European leaders should be ashamed by the paltry numbers of refugees from Syria they are prepared to resettle, human rights group Amnesty says, according to BBC News.
Only 10 member states have offered to take in refugees and even then only 12,000, it complains. The UK and Italy have offered no places at all, it adds.
But the UK government says it is focusing on the region and is one of the biggest international donors.
European Union aid has reached $1.7bn, officials say. The bloc says its priority is providing help to Syria's internally displaced people, now thought to number 6.5 million, and those hosted in other countries.
The UN estimates almost 2.3 million Syrians have fled to neighbouring countries since March 2011.
Most Syrians who have fled their country have travelled to Lebanon, Jordan, Turkey and Iraq. But some 6,000 this year have reached EU member state Bulgaria, which has appealed for financial help from Brussels in responding to the influx.
In September, Sweden became the first EU member state to offer Syrian refugees permanent residence.
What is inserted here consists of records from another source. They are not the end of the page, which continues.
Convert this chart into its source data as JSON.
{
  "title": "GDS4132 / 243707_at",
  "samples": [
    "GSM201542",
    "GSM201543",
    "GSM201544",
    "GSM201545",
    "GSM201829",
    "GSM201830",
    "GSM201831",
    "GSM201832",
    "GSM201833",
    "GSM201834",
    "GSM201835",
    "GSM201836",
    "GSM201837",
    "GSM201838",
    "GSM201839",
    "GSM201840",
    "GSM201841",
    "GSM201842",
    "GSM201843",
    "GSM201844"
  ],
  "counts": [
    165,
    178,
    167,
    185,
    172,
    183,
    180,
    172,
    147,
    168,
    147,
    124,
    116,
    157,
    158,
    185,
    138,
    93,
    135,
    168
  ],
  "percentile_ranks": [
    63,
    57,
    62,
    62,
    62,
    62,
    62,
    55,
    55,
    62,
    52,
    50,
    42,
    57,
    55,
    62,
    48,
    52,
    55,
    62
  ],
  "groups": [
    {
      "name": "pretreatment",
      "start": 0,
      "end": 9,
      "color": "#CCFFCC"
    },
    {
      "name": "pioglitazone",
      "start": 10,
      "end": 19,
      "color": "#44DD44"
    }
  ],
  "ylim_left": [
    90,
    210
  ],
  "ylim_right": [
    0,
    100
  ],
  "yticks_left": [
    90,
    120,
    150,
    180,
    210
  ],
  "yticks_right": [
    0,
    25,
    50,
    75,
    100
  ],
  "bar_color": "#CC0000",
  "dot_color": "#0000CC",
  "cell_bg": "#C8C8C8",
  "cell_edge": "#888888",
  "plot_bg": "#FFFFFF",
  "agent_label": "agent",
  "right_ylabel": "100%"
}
More than 14,000 Syrians have sought asylum there in the past two years. Germany has resettled 1,000 refugees and plans to admit another 9,000.
The UK says it has no plans to resettle or provide temporary protection to Syrian refugees, although individual asylum claims are considered on their merits.
"Instead, we are giving as much help as possible to people in the region. Our $817m pledged so far is more than the other EU member states combined," a spokesman told the BBC.